We still see a solid U.S. economic outlook—just in the last week we have seen good data on small business optimism, consumer confidence, retail sales, and industrial production. But concerns about a global growth slowdown are pulling down strong U.S. growth and investor sentiment. Still, the bottom line, in our opinion, is that an economic recession is not imminent—even as many areas of financial markets are pricing like we are heading for one. 

When market sentiment turns so negative, stock price levels make a difference in the near-term outlook. We would become more concerned if the S&P 500 Index breaks below price levels that have been supports during selling episodes earlier this year.
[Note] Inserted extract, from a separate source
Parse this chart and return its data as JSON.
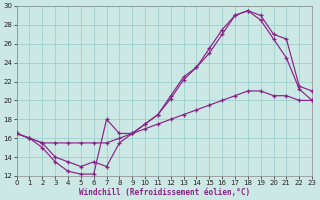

Those important support levels include the October 2018 lows (2640-2655) and the lows from the first quarter of 2018 (2581-2605). 

What should investors do now?

Keep perspective: We believe investors should continue to fight the urge to overreact to negative headlines, and instead, focus on implementing their investment plans, which should include asset allocation, diversification, and rebalancing as core components.

Look for opportunities in equities: As we wrote in October, market action this year probably marks the end of the unprecedented period of low volatility and above-average returns across equites, fixed income, and currencies.  Yet, the economy still appears solid, and we believe that this is not the end of the cycle or the bull market. We view now as a time to be ready to increase equity exposure in favorable areas, such as U.S. large-cap, U.S. mid-cap, and emerging-market equities, and favor deploying cash now—or even allocating incrementally over the coming days and weeks. In our opinion, current conditions have the potential to create some of the best entry points into equity markets since the November 2016 elections.